On règle ici le cens de la maison
pour trois années: 7 sols 6 deniers par
an pendant 3 ans font (7X12+6)X3, c’est-à-dire 270 deniers.
On règle de plus le cens du jardin et
de ses dépendances pour sept années: 1 sol 3 deniers par an pendant 7 ans font
(1X12+3)X7, c’est-à-dire 105 deniers.
Le cens dû pour trois ans ans de maison
et 7 ans de jardin est donc de 375 deniers.
31 sols 3 deniers
font bien (31X12+3) = 375 deniers.
En bas à gauche est porté un calcul
de ce qui est théoriquement dû chaque année au chapitre
pour la jouissance des deux biens considérés, soit 8 sols 9 deniers.
Nous avons dit que le boursier
(en latin médiéval bursarius) est le caissier
ou trésorier du chapitre. Littré ne connaît pas
ce sens du mot, pour lequel il donne seulement le sens de “fabriquant de bourse” (latin médiéval
bursius). Le Robert allègue seulement de son côté,
depuis le XVe siècle, “celui qui fait sa profession à la Bourse”.
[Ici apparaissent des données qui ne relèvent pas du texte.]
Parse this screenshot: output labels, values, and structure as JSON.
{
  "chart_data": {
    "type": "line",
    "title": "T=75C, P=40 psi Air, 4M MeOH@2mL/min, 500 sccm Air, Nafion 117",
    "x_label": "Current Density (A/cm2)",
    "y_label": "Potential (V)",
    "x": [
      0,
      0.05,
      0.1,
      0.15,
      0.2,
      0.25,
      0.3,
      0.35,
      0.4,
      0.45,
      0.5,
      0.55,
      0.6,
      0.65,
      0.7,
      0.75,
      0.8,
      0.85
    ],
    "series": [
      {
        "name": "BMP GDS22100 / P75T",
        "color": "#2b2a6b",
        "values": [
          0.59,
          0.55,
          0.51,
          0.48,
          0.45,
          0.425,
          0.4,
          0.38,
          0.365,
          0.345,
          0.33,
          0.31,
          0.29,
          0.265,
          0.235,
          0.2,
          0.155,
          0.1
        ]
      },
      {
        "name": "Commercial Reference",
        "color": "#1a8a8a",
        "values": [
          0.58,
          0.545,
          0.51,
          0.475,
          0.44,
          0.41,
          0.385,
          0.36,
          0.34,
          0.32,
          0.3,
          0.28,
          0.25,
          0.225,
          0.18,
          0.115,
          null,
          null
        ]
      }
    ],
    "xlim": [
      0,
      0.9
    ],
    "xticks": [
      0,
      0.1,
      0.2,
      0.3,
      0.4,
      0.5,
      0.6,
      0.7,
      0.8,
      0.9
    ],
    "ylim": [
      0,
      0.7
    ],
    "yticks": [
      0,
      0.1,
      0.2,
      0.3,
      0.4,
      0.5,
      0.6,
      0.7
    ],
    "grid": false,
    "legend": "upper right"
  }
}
Nous trouvons seulement dans le Lexique de l’Ancien français
de Godegroy, à côté de “celui qui fait les bourses”,
une acception proche de celle de notre texte étampois du XVIIIe siècle:
“celui qui tient la bourse, qui ordonne les dépenses”.
Ce titre d’un chanoine étampois paraît
donc a priori un archaïsme local peu attesté ailleurs à
une date aussi avancée de l’Ancien Régime.
On notera comme curieux à cet égard
un microtoponyme étampois attesté selon Frédéric
Gatineau en 1790 pour un champtier non identifié: Champboursier (Étampes
en lieux et places, 2003, p. 29, alléguant AM 1G2). Mais selon
les règles de la grammaire de l’Ancien français, Boursier
devait être en ce cas un patronyme, sans quoi l’on aurait Champ-le-boursier.
Sur le chanoine Desmollierre,
je ne dispose pas pour l’instant de données.
On est toujours dans l’attente d’une prosopographie étampoise en ligne,
qui verra bien le jour sans doute d’ici quelques années.
Sur la famille Brict
à Étampes, je ne dispose pas non plus pour l’instant de données.
Quant à ce sieur Baron, avocat au Parlement,
il ne devrait pas être bien difficile de recueillir des données
sur lui aux Archives municipales d’Étampes (comme d’ailleurs pour
Brict). Ce devait un descendant, ou à tout le moins un parent du Pierre
Baron qui était maire d’Étampes en 1652 (sur lequel nous avons
mis en ligne une notice biographique de Paul Pinson).
Quant au Pont Quesneau,
situé sur la rivière des Prés, il est mentionné
selon Frédéric Gatineau depuis au moins 1493 (Étampes
en lieux et places, 2003, p. 106, alléguant ADE E3855). Il était
situé au bout de l’actuelle rue Magne, ainsi baptisée en 1894,
après s’être appelée précisément
rue du Pont Quesneaux, et ce depuis au moins 1605 (ibid., alléguant
A dioc 1).
Reste une question. Comment faut-il interpréter
la mention portée en travers de la quittance: “trente septieme de cincante deux”?
Ou bien elle a été portée
par Desmollierre lui-même, pour qu’on puisse plus facilement se reporter
au registre de la collégiale. Ou bien par Brict, dans le cadre d’un
tri de ses archives personnelles. On ne pourrait trancher en la matière
que par recoupement avec des documents de la même série.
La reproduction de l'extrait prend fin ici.